检查字典键是否存在列表元素，如果存在，则创建值列表，否则创建"None" [英] Check dictionary keys for presence of list elements, create list of values if present, 'None' otherwise

问题描述

请原谅繁琐的标题，但我找不到表达问题的更优雅的方法.我可以在找到壁橱的问题，但这并不能完全解决我的问题.

Forgive the convoluted title, but I couldn't find a more elegant way to express the problem.
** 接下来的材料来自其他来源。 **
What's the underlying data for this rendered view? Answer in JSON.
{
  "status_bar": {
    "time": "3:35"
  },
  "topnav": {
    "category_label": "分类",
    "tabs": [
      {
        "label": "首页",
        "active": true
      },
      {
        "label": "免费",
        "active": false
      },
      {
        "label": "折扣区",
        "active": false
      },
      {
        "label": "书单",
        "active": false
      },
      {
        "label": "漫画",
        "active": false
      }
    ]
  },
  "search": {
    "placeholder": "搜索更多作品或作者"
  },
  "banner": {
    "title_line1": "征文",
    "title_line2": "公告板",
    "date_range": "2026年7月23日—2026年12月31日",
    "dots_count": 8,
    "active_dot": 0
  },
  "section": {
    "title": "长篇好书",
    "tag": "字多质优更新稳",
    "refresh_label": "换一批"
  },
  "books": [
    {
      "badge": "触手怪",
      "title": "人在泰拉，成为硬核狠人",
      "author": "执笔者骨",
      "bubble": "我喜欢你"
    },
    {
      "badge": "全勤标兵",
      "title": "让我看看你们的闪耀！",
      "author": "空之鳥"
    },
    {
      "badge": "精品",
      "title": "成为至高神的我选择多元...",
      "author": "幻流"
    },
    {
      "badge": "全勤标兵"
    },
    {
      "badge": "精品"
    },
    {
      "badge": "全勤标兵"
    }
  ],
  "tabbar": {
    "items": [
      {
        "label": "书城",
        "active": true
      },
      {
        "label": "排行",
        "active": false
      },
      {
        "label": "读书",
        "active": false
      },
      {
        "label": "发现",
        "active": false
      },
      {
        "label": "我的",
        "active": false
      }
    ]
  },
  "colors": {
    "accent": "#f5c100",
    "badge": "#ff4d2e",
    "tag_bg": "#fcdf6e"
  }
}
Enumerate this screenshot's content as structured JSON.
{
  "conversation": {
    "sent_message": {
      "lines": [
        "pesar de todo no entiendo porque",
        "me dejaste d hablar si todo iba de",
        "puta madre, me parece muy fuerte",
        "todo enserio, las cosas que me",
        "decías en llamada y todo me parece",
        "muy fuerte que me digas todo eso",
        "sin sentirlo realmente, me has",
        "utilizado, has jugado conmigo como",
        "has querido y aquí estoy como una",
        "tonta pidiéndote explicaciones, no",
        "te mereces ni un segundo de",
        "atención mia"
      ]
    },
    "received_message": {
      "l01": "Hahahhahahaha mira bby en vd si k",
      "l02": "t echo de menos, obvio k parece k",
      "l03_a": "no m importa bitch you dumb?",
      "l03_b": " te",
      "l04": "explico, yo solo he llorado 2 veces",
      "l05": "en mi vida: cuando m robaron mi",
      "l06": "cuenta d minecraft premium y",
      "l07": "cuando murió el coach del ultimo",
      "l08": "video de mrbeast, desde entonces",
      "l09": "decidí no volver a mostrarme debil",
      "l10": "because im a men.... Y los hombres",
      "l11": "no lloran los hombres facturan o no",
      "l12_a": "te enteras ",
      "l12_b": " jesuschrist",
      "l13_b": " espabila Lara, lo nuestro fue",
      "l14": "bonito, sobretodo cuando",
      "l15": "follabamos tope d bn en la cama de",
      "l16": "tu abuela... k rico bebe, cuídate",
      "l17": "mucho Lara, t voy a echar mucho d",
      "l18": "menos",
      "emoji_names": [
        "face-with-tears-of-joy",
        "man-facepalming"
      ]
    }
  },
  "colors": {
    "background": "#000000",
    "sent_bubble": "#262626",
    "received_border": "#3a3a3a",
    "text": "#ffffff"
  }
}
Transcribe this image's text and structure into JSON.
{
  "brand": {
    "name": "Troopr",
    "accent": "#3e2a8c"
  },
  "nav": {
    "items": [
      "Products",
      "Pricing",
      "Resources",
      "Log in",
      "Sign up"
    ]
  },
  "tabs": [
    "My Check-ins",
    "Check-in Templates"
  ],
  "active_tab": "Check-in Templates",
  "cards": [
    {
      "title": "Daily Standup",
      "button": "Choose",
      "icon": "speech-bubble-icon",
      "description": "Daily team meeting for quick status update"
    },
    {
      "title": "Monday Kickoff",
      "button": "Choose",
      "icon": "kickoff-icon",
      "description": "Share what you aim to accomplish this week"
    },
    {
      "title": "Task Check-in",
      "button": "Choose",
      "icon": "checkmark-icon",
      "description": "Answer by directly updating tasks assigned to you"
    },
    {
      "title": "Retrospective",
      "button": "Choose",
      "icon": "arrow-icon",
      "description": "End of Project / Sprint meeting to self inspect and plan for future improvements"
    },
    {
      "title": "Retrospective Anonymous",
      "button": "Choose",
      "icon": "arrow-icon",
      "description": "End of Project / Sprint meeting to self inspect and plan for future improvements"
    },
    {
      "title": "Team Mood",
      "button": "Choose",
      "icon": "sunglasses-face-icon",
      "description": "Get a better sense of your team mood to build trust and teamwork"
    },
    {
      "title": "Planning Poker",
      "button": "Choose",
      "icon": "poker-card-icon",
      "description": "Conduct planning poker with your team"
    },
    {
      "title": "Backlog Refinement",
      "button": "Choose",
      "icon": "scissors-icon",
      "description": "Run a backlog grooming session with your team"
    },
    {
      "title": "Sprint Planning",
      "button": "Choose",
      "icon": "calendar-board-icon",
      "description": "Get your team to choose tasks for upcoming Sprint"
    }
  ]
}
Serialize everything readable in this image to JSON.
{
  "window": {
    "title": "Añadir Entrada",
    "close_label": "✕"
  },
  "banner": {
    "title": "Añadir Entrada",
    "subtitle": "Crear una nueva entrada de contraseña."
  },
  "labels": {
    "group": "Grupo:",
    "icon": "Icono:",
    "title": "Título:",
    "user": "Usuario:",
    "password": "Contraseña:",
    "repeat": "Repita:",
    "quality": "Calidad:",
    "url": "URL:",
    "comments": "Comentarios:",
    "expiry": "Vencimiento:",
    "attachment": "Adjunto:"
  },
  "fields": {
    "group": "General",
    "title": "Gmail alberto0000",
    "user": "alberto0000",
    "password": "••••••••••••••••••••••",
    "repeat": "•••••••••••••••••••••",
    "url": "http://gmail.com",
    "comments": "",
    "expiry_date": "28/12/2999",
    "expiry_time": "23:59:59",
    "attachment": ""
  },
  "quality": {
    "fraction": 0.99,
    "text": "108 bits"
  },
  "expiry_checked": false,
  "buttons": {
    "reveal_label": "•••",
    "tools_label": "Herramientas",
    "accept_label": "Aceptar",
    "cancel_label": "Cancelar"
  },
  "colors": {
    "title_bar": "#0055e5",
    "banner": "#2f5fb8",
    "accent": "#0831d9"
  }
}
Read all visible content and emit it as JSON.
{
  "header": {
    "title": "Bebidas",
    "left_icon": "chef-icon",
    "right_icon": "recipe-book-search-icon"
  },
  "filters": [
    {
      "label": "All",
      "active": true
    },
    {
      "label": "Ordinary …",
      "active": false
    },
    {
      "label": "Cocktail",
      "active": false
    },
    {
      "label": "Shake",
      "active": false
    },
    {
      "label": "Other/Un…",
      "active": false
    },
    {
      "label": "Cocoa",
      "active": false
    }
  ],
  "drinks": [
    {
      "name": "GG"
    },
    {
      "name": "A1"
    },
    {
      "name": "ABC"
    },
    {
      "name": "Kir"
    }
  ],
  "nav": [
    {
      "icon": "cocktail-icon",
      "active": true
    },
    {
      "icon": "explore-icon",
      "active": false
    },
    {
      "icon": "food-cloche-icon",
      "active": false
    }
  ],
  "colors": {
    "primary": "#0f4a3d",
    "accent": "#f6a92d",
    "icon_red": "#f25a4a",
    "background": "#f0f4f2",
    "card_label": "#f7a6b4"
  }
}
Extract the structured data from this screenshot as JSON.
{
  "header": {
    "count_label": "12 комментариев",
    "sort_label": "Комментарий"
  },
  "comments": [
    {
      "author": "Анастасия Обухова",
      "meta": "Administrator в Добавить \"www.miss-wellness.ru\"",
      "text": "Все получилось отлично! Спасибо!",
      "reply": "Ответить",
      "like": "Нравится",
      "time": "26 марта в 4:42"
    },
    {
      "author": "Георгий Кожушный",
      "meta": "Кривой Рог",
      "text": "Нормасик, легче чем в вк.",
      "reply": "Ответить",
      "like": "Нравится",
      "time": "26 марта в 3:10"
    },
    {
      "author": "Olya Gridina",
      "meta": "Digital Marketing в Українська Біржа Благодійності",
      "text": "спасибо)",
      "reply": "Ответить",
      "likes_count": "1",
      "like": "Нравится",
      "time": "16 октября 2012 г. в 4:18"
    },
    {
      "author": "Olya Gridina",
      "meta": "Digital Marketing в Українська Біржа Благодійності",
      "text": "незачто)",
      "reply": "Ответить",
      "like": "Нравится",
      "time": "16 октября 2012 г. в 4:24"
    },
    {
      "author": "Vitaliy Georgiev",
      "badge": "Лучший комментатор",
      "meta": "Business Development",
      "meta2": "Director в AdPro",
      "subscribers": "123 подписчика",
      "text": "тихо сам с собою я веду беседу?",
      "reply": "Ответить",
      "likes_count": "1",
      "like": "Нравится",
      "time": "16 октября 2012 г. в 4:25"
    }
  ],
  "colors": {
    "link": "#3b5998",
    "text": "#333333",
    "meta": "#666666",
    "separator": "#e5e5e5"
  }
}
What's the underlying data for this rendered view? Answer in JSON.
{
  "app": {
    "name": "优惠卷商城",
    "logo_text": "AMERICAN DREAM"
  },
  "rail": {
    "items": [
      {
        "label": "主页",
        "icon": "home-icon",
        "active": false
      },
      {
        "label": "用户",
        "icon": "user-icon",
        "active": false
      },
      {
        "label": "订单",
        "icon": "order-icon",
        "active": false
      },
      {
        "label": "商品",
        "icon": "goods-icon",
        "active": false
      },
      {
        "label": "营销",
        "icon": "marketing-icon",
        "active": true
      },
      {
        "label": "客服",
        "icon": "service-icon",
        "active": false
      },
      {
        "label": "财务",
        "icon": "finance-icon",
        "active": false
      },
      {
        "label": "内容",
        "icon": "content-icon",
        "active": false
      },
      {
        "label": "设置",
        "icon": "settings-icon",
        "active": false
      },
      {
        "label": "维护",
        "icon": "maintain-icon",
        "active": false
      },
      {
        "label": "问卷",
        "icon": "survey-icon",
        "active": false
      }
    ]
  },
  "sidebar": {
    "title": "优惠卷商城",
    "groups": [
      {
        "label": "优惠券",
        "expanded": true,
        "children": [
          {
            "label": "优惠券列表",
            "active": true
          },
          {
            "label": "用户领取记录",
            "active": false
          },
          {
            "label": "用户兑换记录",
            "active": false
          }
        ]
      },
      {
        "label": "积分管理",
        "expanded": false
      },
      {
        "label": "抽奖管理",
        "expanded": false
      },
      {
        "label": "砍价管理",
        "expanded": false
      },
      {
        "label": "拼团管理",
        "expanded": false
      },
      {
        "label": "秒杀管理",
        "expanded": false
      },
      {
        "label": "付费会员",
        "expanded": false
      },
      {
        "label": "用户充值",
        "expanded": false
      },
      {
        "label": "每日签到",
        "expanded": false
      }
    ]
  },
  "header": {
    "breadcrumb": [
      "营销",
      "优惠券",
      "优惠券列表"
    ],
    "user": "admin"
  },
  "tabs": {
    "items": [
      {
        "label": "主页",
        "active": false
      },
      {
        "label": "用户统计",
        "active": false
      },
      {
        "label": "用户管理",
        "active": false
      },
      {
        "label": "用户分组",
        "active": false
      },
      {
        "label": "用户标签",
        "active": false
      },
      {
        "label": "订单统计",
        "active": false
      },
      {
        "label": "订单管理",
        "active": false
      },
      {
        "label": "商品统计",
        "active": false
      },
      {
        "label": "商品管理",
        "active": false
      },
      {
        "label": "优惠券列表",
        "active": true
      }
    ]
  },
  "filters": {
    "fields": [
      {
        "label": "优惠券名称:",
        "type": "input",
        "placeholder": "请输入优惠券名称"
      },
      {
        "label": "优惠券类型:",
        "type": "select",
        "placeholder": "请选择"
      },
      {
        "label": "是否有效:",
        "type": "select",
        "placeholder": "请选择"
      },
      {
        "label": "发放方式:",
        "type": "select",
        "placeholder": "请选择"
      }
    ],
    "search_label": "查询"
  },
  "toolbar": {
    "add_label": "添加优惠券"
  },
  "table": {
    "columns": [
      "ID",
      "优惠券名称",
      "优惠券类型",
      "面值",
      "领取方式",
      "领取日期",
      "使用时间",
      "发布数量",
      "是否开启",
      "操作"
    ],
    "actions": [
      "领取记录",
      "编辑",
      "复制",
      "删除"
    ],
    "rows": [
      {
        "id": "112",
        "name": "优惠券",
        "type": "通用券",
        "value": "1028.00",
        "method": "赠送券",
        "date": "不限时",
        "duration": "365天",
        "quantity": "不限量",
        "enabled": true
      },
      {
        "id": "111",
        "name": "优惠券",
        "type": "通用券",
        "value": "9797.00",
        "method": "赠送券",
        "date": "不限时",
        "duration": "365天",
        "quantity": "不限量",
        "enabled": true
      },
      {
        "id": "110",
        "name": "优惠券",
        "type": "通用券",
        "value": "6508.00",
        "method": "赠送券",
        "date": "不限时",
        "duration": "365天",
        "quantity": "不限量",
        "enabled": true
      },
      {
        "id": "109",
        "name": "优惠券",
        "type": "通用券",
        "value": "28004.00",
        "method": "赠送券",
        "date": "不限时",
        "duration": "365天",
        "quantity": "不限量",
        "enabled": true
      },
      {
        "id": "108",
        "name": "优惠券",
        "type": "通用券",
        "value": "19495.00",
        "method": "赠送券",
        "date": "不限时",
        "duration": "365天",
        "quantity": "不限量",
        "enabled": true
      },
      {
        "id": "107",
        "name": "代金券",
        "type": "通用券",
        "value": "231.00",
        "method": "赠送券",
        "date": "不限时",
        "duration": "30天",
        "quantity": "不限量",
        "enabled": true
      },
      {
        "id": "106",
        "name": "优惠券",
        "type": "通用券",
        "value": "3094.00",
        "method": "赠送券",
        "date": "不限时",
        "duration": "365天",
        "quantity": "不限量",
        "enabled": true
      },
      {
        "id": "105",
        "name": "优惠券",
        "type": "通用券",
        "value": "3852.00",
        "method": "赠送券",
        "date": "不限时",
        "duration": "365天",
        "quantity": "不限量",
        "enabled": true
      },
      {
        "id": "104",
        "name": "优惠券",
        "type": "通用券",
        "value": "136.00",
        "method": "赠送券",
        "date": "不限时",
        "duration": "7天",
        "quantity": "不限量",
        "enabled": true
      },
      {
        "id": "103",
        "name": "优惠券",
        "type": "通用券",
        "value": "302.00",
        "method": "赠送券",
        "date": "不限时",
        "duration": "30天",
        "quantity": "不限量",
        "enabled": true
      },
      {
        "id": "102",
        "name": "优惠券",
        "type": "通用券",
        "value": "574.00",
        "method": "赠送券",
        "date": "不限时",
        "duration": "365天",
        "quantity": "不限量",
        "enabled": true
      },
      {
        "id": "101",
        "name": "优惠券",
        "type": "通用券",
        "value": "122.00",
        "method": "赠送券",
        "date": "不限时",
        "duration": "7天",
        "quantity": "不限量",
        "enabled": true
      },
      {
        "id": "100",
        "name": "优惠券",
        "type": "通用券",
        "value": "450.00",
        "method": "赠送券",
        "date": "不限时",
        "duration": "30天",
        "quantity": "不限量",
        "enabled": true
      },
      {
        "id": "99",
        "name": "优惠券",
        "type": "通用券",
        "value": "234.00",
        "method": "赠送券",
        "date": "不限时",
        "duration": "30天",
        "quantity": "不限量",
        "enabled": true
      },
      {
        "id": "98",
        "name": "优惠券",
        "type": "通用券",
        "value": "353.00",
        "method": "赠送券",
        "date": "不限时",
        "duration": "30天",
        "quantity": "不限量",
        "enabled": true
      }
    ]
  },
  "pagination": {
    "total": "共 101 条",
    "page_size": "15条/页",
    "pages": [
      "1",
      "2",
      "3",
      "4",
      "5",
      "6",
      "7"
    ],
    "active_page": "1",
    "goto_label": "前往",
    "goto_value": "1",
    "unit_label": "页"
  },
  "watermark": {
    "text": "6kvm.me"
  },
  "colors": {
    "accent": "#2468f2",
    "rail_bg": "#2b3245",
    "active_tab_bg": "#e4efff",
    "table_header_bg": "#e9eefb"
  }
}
The closet question I could locate can be found here, but it doesn't quite get me there.

假设许多字典的长度不同:

Assume a number of dictionaries of varying lengths:

dict_1 = {'A':4, 'C':5}
dict_2 = {'A':1, 'B':2, 'C':3}
dict_3 = {'B':6}

这些词典的共同点是它们都共享此列表上的键:

The common denominator for these dictionaries is that they all share the keys on this list:

my_keys= ['A','B','C']

但是有些缺少一个或多个键.

but some are missing one or more of the keys.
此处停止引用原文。